Simply apply some common sense to sort out what Someone Else probably means.

Cheers & hth.,

Answer 3

Initialisation: giving an object an initial value:

int a(0);
int b = 2;
int c = a;
int d(c);
std::vector<int> e;

Assignment: assigning a new value to an object:

a = b;
b = 5;
c = a;
d = 2;

Answer 4

In the simplest of terms:

int a = 0;  // initialization of a to 0
a = 1;      // assignment of a to 1

For built in types its relatively straight forward. For user defined types it can get more complex. Have a look at this article.

For instance:

class A
{
public:
   A() : val_(0)  // initializer list, initializes val_
   {}

   A(const int v) : val_(v) // initializes val_
   {}

   A(const A& rhs) : val_(rhs.val_)  // still initialization of val_
   {}

private:
    int val_;
};

// all initialization:
A a;
A a2(4);
A a3(a2);

a = a3; // assignment

Answer 5

Initialization is creating an instance(of type) with certain value.

int i = 0;

---

Assignment is to give value to an already created instance(of type).

int i;
i = 0

To Answer your edited Question:

What is the difference between Initializing And Assignment inside constructor? &
What is the advantage?

There is a difference between Initializing a member using initializer list and assigning it an value inside the constructor body.
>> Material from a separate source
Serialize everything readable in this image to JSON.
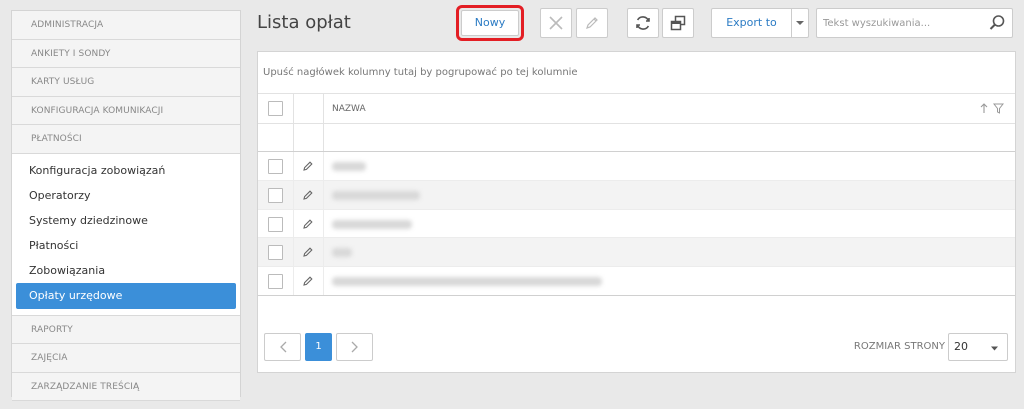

When you initialize fields via initializer list the constructors will be called once.

If you use the assignment then the fields will be first initialized with default constructors and then reassigned (via assignment operator) with actual values.

As you see there is an additional overhead of creation & assignment in the latter, which might be considerable for user defined classes.

For an integer data type or POD class members there is no practical overhead.

---

An Code Example:

class Myclass
{
public: 
 Myclass (unsigned int param) : param_ (param)
 {
 }

unsigned int param () const
{
     return param_;
}

private:
     unsigned int param_;
};

In the above example:

Myclass (unsigned int param) : param_ (param)

This construct is called a Member Initializer List in C++.

It initializes a member param_ to a value param.

---

When do you HAVE TO use member Initializer list?
You will have(rather forced) to use a Member Initializer list if:

Your class has a reference member
Your class has a const member or
Your class doesn't have a default constructor

Answer 6

In C the general syntax for initialization is with {}:

struct toto { unsigned a; double c[2] };
struct toto T = { 3, { 4.5, 3.1 } };
struct toto S = { .c = { [1] = 7.0 }, .a = 32 };

The one for S is called "designated initializers" and is only available from C99 onward.

• Fields that are omitted are automatically initialized with the correct 0 for the corresponding type.
• this syntax applies even to basic data types like double r = { 1.0 };
• There is a catchall initializer that sets all fields to 0, namely { 0 }.
• if the variable is of static linkage all expressions of the initializer must be constant expressions

This {} syntax can not be used directly for assignment, but in C99 you can use compound literals instead like

 S = (struct toto){ .c = { [1] = 5.0 } };

So by first creating a temporary object on the RHS and assigning this to your object.